A falta de acción legislativa por no haber sido Pedro Sánchez capaz de formar gobierno pese a tener evidentes opciones de hacerlo por su izquierda y su derecha, la clase política -más bien casta ya, por sus privilegios, estanqueidad y sectarismo-, se ha dedicado a tuitear, retuitear y dar zascas, “pa” ti, “pa” mí, “pa él” y “pa” quien hiciera falta, en un juego virtual de tortazos dialécticos que me recuerda muy mucho a un cuadro de Goya que es una alegoría de la España de todo tiempo: “Duelo a garrotazos”. Así las cosas, y mientras la economía española da síntomas de estar constipada e, incluso, ya tiene tos perruna, dolor de cabeza y algo de fiebre, señales más propias de males mayores, en vez de ponerse remedio temprano a signos tan alarmantes en forma de un gobierno fuerte y serio, nos convocan de nuevo a elecciones a ver si el resultado le gusta y conviene más al convocante. Las elecciones son, efectivamente, la fiesta de la democracia, como se hartan de repetir de forma recurrente los políticos en las jornadas electorales, pero la fiesta siempre llega y tiene sentido después del trabajo y, en esta ocasión y en alguna de las precedentes, nuestros representantes no han dejado de estar de fiesta y, de trabajar, lo que se dice trabajar, bien poquito. Eso sí, han cobrado -ellos y sus muchos y caros asesores, vuelvo a repetir- como si se hubieran deslomado, cuando ni siquiera se han arremangado. Hemos vivido meses de pura cohetería política, de impostura y sobreactuación, vamos.
El bipartidismo, al que tantos males se han achacado, empieza a parecer un problema menor comparado con las consecuencias que, al menos hasta el momento, ha traído el multipartidismo. La democracia, más que una forma de gobierno, es una suma de actitudes de diálogo, tolerancia y respeto hacia lo que piensan y hacen los demás, y una invitación continua a la negociación y al acuerdo en beneficio colectivo, algo que está laminando el tacticismo político de mirada miope, trufado de populismo.
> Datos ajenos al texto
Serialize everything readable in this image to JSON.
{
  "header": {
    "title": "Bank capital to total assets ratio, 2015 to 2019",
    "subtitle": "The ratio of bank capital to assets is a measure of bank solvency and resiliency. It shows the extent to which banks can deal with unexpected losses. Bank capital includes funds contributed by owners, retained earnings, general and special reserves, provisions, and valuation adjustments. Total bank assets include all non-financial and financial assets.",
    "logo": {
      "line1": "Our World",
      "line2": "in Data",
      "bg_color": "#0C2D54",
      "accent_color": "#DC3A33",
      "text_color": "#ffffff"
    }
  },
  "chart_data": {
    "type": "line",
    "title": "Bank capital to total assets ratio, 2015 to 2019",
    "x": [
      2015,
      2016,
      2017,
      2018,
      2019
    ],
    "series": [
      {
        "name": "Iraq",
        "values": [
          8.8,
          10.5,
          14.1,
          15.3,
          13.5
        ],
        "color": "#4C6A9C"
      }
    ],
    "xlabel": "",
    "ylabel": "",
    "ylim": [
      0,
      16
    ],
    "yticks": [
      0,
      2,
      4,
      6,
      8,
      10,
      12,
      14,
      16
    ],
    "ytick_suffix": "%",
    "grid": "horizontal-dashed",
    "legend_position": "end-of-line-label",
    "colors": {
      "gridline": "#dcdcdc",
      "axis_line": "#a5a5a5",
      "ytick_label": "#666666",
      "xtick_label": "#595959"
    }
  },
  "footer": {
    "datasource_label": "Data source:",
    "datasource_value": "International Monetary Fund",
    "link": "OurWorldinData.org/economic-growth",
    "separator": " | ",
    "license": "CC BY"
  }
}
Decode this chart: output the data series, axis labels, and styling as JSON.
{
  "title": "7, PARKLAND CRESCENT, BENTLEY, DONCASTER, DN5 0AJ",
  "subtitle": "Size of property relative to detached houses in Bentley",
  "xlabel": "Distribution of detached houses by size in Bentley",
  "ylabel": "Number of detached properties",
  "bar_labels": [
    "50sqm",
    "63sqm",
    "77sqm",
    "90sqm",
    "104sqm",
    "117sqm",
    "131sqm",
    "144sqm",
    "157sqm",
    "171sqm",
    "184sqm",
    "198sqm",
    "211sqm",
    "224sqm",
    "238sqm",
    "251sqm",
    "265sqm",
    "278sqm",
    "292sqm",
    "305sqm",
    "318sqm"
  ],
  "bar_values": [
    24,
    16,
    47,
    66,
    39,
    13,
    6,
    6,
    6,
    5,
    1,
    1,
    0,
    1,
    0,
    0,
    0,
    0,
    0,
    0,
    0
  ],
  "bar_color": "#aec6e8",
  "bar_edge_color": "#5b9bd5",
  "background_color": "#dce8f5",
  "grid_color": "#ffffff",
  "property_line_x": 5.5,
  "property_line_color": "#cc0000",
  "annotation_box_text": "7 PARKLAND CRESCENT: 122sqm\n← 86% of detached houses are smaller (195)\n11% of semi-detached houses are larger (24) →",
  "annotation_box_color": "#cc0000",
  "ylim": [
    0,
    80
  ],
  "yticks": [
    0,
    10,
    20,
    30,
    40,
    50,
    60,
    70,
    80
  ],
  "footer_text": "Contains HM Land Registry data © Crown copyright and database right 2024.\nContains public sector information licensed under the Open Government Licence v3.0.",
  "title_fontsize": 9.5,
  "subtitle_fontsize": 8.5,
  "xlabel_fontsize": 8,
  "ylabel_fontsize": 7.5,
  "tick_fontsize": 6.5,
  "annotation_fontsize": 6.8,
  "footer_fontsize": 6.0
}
Y negociar no es imponer, sino ceder; eso sí, sin sobrepasarse nunca las líneas rojas de la unidad de España, de la igualdad de derechos y de deberes de todos los españoles y los demás principios y preceptos contenidos en la Constitución, que es revisable y modificable, sí, pero no incumplible y, menos aún, pisable.
Si en aquella estupenda fábula de la España de la Guerra Civil que se representaba en “La Vaquilla”, de Berlanga, la trataban de torear y después comer las dos Españas de esa difícil y cruenta hora, a la actual la están trasteando ya cinco y subiendo, además de los nacionalistas que siempre han jugado a “forçados” con ella. Que no acabe derrengada y cadavérica como la de la película berlanguiana es deber de todos, como también lo es pasar factura a los políticos más inconsistentes, torticeros y veletas; y pongo el adverbio más, porque, lamentablemente, la inconsistencia, la falsedad y la veleidad ya son señas de identidad común a toda la clase política actual. O sea, mi consejo es que voten ustedes a lo menos malo que es votar con la cabeza y no con el corazón. El corazón, ahora, hay que dejarlo, como lo dejábamos cuando éramos jóvenes, para bailar pegados las canciones de Santana.